Dáil debates

Thursday, 29 March 2018

Affordable Housing: Statements (Resumed)

 

5:25 pm

Photo of Dessie EllisDessie Ellis (Dublin North West, Sinn Fein) | Oireachtas source

It is clear we are in a major housing and homelessness crisis and I do not have to tell the Minister this. Not only are we not delivering social housing on the necessary scale, but we do not even have an affordable housing scheme. For many of us the reasons for this are obvious, but for the Minister and the Government it is an ideological resistance to State involvement in the delivery of housing. The selling off of housing portfolios to vulture funds must be stopped, and Government action is needed to purchase these or to solve this issue in a more imaginative way. We own some of these institutions, such as the banks. We need a State company dedicated to house building, which would not be influenced by the private sector or vested interests.

Buildings that have been left idle need to be acquired through compulsory purchase orders, and this should include vacant shops, which are strewn across the country in every town and village. Many of these could be converted into housing or even into affordable housing if necessary. Rebuilding Ireland is not delivering because the rate and speed of delivery is too slow. It requires a major review of what is and what is not working. Lands belonging to the local authorities have been identified, such as in my constituency of Dublin North-West, around Finglas, Ballymun and Santry, which can be built on at an affordable rate. There is the capability to build several thousand units in Dublin North-West alone, so we can imagine that across the country there is the capability to build a lot more.

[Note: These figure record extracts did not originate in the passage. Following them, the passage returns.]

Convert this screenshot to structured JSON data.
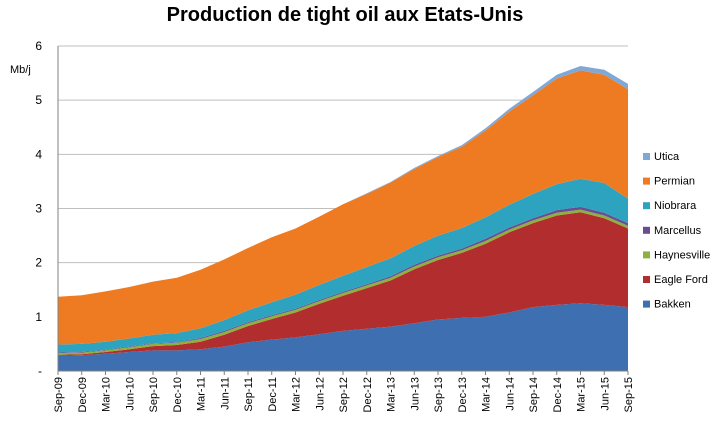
{
  "chart_data": {
    "type": "area",
    "title": "Production de tight oil aux Etats-Unis",
    "ylabel": "Mb/j",
    "ylim": [
      0,
      6
    ],
    "yticks": [
      "-",
      "1",
      "2",
      "3",
      "4",
      "5",
      "6"
    ],
    "grid": "horizontal",
    "legend": "right",
    "x": [
      "Sep-09",
      "Dec-09",
      "Mar-10",
      "Jun-10",
      "Sep-10",
      "Dec-10",
      "Mar-11",
      "Jun-11",
      "Sep-11",
      "Dec-11",
      "Mar-12",
      "Jun-12",
      "Sep-12",
      "Dec-12",
      "Mar-13",
      "Jun-13",
      "Sep-13",
      "Dec-13",
      "Mar-14",
      "Jun-14",
      "Sep-14",
      "Dec-14",
      "Mar-15",
      "Jun-15",
      "Sep-15"
    ],
    "series": [
      {
        "name": "Bakken",
        "color": "#3E6FB0",
        "values": [
          0.28,
          0.29,
          0.32,
          0.35,
          0.38,
          0.38,
          0.4,
          0.45,
          0.53,
          0.58,
          0.62,
          0.68,
          0.74,
          0.78,
          0.82,
          0.88,
          0.95,
          0.98,
          1.0,
          1.08,
          1.18,
          1.22,
          1.25,
          1.22,
          1.18
        ]
      },
      {
        "name": "Eagle Ford",
        "color": "#B22E2E",
        "values": [
          0.02,
          0.02,
          0.03,
          0.05,
          0.08,
          0.1,
          0.14,
          0.22,
          0.3,
          0.38,
          0.46,
          0.56,
          0.65,
          0.75,
          0.85,
          1.0,
          1.1,
          1.2,
          1.35,
          1.48,
          1.55,
          1.65,
          1.68,
          1.6,
          1.45
        ]
      },
      {
        "name": "Haynesville",
        "color": "#8DB03E",
        "values": [
          0.03,
          0.03,
          0.03,
          0.04,
          0.04,
          0.04,
          0.05,
          0.05,
          0.05,
          0.05,
          0.05,
          0.05,
          0.05,
          0.05,
          0.05,
          0.05,
          0.05,
          0.05,
          0.05,
          0.05,
          0.05,
          0.05,
          0.05,
          0.05,
          0.05
        ]
      },
      {
        "name": "Marcellus",
        "color": "#6A4C93",
        "values": [
          0.01,
          0.01,
          0.01,
          0.01,
          0.01,
          0.01,
          0.02,
          0.02,
          0.02,
          0.02,
          0.02,
          0.02,
          0.02,
          0.02,
          0.03,
          0.03,
          0.03,
          0.03,
          0.04,
          0.04,
          0.04,
          0.05,
          0.05,
          0.05,
          0.05
        ]
      },
      {
        "name": "Niobrara",
        "color": "#2EA3BF",
        "values": [
          0.15,
          0.15,
          0.15,
          0.15,
          0.16,
          0.17,
          0.18,
          0.2,
          0.22,
          0.24,
          0.26,
          0.28,
          0.3,
          0.32,
          0.33,
          0.35,
          0.37,
          0.38,
          0.4,
          0.42,
          0.45,
          0.48,
          0.52,
          0.55,
          0.45
        ]
      },
      {
        "name": "Permian",
        "color": "#EE7B22",
        "values": [
          0.88,
          0.9,
          0.93,
          0.95,
          0.98,
          1.02,
          1.08,
          1.12,
          1.15,
          1.2,
          1.22,
          1.26,
          1.32,
          1.35,
          1.4,
          1.42,
          1.45,
          1.5,
          1.6,
          1.72,
          1.82,
          1.95,
          2.0,
          2.0,
          2.02
        ]
      },
      {
        "name": "Utica",
        "color": "#7FA8D6",
        "values": [
          0.0,
          0.0,
          0.0,
          0.0,
          0.0,
          0.0,
          0.0,
          0.0,
          0.0,
          0.0,
          0.0,
          0.0,
          0.0,
          0.01,
          0.01,
          0.02,
          0.02,
          0.03,
          0.04,
          0.05,
          0.06,
          0.07,
          0.08,
          0.09,
          0.1
        ]
      }
    ]
  }
}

I am sure the State lands the Minister identified earlier can be also utilised for social and affordable building projects. Ó Cualann housing has been building and delivering affordable housing and doing a reasonably good job, but the scale is nowhere near what is required and it needs to be ratcheted up. With what other housing bodies, such as Ó Cualann, has the Minister engaged? There is a commitment to build more affordable housing and to build large-scale social housing on a number of sites identified in my area. There is nothing wrong with building social and affordable housing schemes. One of the problems in the past was we did not put in the right facilities, such as crèches, community centres, schools and shopping malls. That was the issue. We got everyone into the mindset that we had to have private housing and if we did not have private housing we would end up with ghettos. I came from Finglas. Many people I know came from working class areas. They are not ghettos, they are great places to live. Unfortunately, the only problem we had was we did not have many facilities, which has been largely addressed over the past number of years.

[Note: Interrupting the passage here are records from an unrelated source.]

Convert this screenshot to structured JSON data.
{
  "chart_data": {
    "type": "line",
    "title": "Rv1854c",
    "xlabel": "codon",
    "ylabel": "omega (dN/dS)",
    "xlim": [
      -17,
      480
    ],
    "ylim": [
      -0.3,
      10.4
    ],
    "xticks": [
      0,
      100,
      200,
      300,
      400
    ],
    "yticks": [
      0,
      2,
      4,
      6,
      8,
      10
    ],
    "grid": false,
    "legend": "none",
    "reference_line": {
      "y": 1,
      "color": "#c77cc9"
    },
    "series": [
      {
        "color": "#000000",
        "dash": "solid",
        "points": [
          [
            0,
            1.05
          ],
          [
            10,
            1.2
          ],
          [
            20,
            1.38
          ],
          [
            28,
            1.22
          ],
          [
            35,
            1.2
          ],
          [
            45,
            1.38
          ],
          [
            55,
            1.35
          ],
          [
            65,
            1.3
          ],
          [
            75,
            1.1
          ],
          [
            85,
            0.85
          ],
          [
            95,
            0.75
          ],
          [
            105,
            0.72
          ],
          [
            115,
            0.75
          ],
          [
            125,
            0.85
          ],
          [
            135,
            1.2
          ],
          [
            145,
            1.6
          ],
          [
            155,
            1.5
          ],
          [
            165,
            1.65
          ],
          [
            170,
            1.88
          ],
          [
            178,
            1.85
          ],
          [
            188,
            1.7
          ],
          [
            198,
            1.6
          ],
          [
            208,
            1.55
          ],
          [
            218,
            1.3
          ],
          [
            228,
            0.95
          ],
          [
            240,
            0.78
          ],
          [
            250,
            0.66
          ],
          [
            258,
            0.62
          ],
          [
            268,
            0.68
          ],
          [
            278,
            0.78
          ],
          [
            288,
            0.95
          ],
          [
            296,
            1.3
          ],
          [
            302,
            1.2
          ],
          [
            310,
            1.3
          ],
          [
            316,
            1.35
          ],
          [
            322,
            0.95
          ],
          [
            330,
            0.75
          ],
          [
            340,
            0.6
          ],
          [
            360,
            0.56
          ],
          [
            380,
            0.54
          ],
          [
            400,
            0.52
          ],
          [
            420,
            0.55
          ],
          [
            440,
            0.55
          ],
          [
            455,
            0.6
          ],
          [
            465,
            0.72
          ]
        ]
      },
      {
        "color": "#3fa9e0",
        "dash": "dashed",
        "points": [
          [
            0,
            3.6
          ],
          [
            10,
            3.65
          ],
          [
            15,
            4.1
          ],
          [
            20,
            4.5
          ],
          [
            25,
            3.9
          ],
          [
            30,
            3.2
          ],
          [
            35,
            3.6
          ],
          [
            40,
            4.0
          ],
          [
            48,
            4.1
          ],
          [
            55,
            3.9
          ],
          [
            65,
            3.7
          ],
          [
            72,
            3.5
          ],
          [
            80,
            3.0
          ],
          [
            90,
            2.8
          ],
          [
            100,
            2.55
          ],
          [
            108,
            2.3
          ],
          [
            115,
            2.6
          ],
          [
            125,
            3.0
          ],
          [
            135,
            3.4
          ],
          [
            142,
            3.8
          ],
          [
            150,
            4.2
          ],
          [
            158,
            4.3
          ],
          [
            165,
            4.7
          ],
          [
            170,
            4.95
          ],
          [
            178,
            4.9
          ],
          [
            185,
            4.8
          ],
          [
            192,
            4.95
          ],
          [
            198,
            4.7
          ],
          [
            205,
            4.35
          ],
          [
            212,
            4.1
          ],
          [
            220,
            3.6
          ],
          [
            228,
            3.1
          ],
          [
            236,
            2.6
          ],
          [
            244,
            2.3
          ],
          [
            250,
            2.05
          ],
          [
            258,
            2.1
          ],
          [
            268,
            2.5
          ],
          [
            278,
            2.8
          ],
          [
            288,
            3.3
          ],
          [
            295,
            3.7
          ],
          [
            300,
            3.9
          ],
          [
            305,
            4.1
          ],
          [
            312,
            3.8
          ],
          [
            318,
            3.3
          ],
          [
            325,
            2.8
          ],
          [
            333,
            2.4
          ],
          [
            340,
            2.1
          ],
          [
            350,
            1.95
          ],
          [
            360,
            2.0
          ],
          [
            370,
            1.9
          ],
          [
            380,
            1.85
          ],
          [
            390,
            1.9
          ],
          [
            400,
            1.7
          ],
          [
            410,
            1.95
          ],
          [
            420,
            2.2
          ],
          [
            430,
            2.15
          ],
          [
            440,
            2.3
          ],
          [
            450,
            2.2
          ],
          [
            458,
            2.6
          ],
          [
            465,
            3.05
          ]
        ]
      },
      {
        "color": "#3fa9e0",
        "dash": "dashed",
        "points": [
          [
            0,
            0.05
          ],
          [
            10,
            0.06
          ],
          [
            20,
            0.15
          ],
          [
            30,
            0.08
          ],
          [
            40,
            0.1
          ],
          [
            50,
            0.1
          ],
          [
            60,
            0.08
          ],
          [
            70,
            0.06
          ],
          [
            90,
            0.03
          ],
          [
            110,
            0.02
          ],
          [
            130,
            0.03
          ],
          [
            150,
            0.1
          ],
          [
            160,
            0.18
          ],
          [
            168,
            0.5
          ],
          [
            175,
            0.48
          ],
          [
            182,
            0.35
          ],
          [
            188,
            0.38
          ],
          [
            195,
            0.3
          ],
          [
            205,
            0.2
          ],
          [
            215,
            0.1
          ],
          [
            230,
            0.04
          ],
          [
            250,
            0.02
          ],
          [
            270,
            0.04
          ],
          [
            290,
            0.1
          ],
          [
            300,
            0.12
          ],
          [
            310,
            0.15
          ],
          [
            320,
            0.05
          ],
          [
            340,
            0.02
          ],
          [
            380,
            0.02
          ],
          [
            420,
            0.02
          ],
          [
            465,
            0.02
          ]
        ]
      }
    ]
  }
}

We need to build approximately 10,000 units a year to address this crisis and we are nowhere near building this. The almost 10,000 people homeless and the more than 3,500 children in emergency accommodation is double the number from when the Government first came into being in 2011. At that time, we called it an emergency and we were looking for it to be declared an emergency. Anyone who believes the average rent in Dublin at €1,800 per month is okay is not living in the real world. We have to do something about this. The average industrial wage is something like €600. How in God's name did we get to this train of thought?

This has to be addressed. Since I was elected to the Dáil in 2011, and having taken up the housing portfolio with Sinn Féin, this crisis has spiralled. The solutions are the same today as they were when I was elected. We warned that the lack of a social housing building programme was a major problem. That must be addressed. An emergency should be declared, and the State should get involved in building housing.